With my good friends Jim Shepherd and Justin Harris and my son Cole we climbed three fourteen thousand foot peaks in four days of backpacking in South Colony Canyon in the Sangre De Cristo range of south central Colorado. I went to the mountains to refresh, revive and re-think. I am still tired even after three days of rest.
I have come away from these mountains wanting a well-marbled and muscular soul. My body is far from that. I am average in intelligence. Emotionally I probably run a bit of an anger-fever. But I want my soul to get deeper and more expansive with every passing year and challenging experience.
For it is in the dark cellar of the soul that character is wrought. And character is what I take into eternity. I feel the heaviness of this world—in my soul. I value the majestic beauty of the gray-blue mountains scratching the indigo sky— in my soul. I am angered at the destruction of the gulf waters by corporate and governmental carelessness—in my soul. I laugh with the flowers of the alpine meadow—in my soul. My chin quivers and my eyes burn when my grandson begs his mom if he can go with me to climb mountains—in my soul.
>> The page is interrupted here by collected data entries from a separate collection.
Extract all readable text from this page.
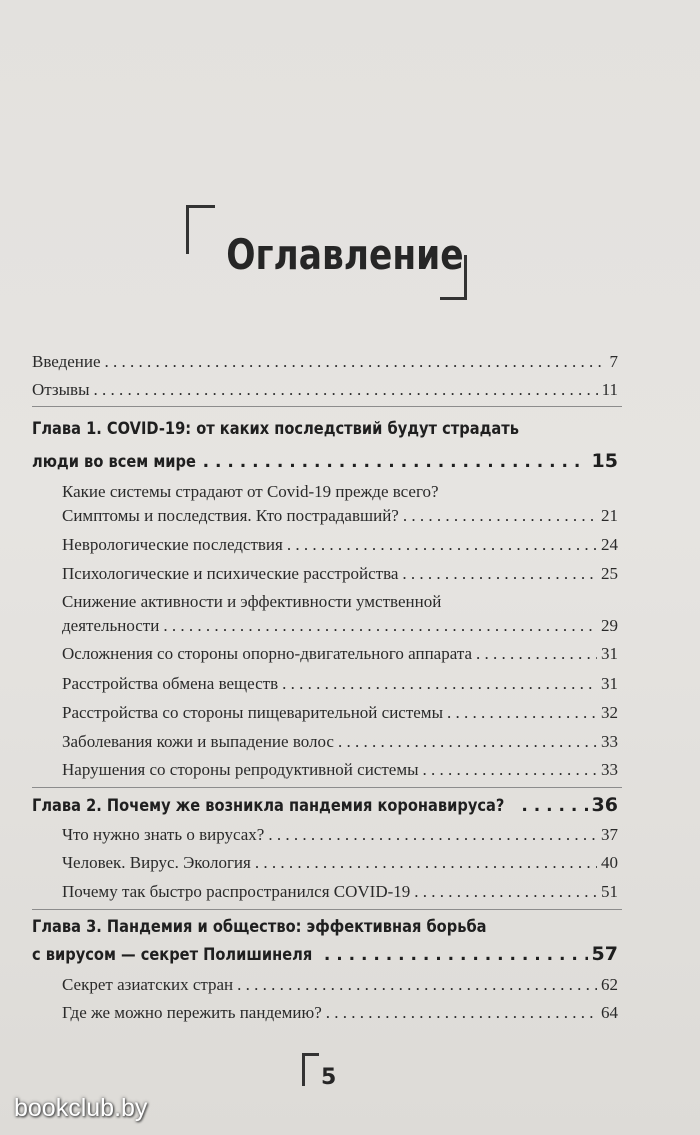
Оглавление
Введение . . .	7
Отзывы . . .	11
Глава 1. COVID-19: от каких последствий будут страдать
люди во всем мире . . .	15
Какие системы страдают от Covid-19 прежде всего?
Симптомы и последствия. Кто пострадавший? . . .	21
Неврологические последствия . . .	24
Психологические и психические расстройства . . .	25
Снижение активности и эффективности умственной
деятельности . . .	29
Осложнения со стороны опорно-двигательного аппарата . . .	31
Расстройства обмена веществ . . .	31
Расстройства со стороны пищеварительной системы . . .	32
Заболевания кожи и выпадение волос . . .	33
Нарушения со стороны репродуктивной системы . . .	33
Глава 2. Почему же возникла пандемия коронавируса? . . .	36
Что нужно знать о вирусах? . . .	37
Человек. Вирус. Экология . . .	40
Почему так быстро распространился COVID-19 . . .	51
Глава 3. Пандемия и общество: эффективная борьба
с вирусом — секрет Полишинеля . . .	57
Секрет азиатских стран . . .	62
Где же можно пережить пандемию? . . .	64
5
bookclub.by
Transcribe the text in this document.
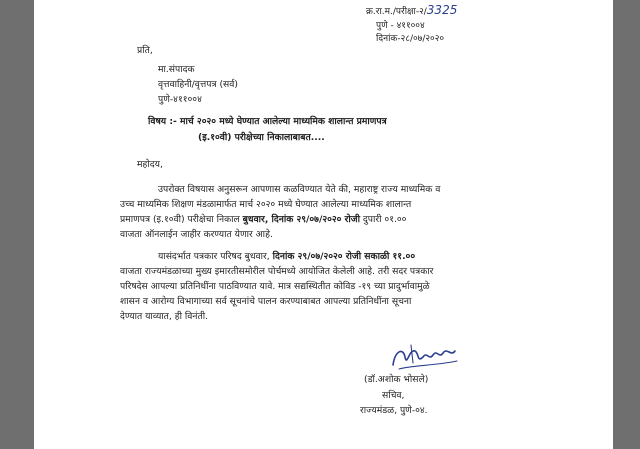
क्र.रा.म./परीक्षा-२/3325
पुणे - ४११००४
दिनांक-२८/०७/२०२०
प्रति,
मा.संपादक
वृत्तवाहिनी/वृत्तपत्र (सर्व)
पुणे-४११००४
विषय :- मार्च २०२० मध्ये घेण्यात आलेल्या माध्यमिक शालान्त प्रमाणपत्र
(इ.१०वी) परीक्षेच्या निकालाबाबत....
महोदय,
उपरोक्त विषयास अनुसरून आपणास कळविण्यात येते की, महाराष्ट्र राज्य माध्यमिक व
उच्च माध्यमिक शिक्षण मंडळामार्फत मार्च २०२० मध्ये घेण्यात आलेल्या माध्यमिक शालान्त
प्रमाणपत्र (इ.१०वी) परीक्षेचा निकाल बुधवार, दिनांक २९/०७/२०२० रोजी दुपारी ०१.००
वाजता ऑनलाईन जाहीर करण्यात येणार आहे.
यासंदर्भात पत्रकार परिषद बुधवार, दिनांक २९/०७/२०२० रोजी सकाळी ११.००
वाजता राज्यमंडळाच्या मुख्य इमारतीसमोरील पोर्चमध्ये आयोजित केलेली आहे. तरी सदर पत्रकार
परिषदेस आपल्या प्रतिनिधींना पाठविण्यात यावे. मात्र सद्यस्थितीत कोविड -१९ च्या प्रादुर्भावामुळे
शासन व आरोग्य विभागाच्या सर्व सूचनांचे पालन करण्याबाबत आपल्या प्रतिनिधींना सूचना
देण्यात याव्यात, ही विनंती.
(डॉ.अशोक भोसले)
सचिव,
राज्यमंडळ, पुणे-०४.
I think of my friends who are so busy. (That includes most of you who are reading this) Their frenetic pace is suffocating. It is like they have put a Wal-Mart bag over their souls. They are dying. Richard Foster says, “Business is the enemy of adoration.” Our souls were designed to adore. Adore our children, not use them as ego-extensions to achieve sports glory vicariously in this soccer team and that little league game. Adore our community, not be so frazzled at the end of the day that we can’t meet our neighbor and serve them in whatever way brings them joy. Adore our land, not use it to improve the bottom line of massive corporations so we can have plastic water bottles that will fill our landfills for millennia.
As I write this I am sitting at the Salida Café on the banks of the Arkansas River not too far from her headwaters. The river flowing before me rushes nourishment to the low-lands and provides recreational enjoyment to countless outdoors lovers. My soul is like that river. For from my soul flow nourishment and mineral-rich sediment that settle into my emotions, mind and body providing recovery energy for life.
The three peaks last week were brutal climbs. My feet, legs and back are extremely sore. It hurts to get out of the chair. I limp when I walk. I toss and turn in bed at night due to the pain in my back. I take anti-inflammatory pills like they were vitamins. But I feel fully alive. I am filled with desire. I am beginning to see through the veil of the saccharine substitutes that we pass as essential to soul contentment.
I want to call people to save their own souls. Not in an eternal salvific way, for that is the work of Jesus on the cross; but in a daily operational way. You can’t save your soul by filling your schedule with civic meetings, soccer games, and trivia activity. You can’t save your soul by watching T.V. or staring at Facebook. You can’t deepen your soul by chit-chatting your way through life. You can’t get there from here doing this. You have to slow down and commit to NOT do some things.
Writing these words and living them out in my community of Harbour Pointe is what it must feel like to be mayor of Las Vegas and try to start and anti-gambling campaign to rid the city of the one thing it is for which it is known. But I am going to try… I know it is countercultural. And if you decide to cut back serving the Lord and still maintain your soccer mom lifestyle…God have mercy.
Would you read a piece of literature that doesn’t have a vampire in it? Heck…would you read? Would you turn your T.V. off and go for a walk with someone special without your Blackberry or ipod? Would you re-arrange your schedule so that you can have a meaningful conversation with a friend who will challenge you to live deeply and fully? Would you turn off your mind and awaken your soul? Would you make time to sit alone with God?
“For what will it profit a man if he gains the whole world, and loses his own soul?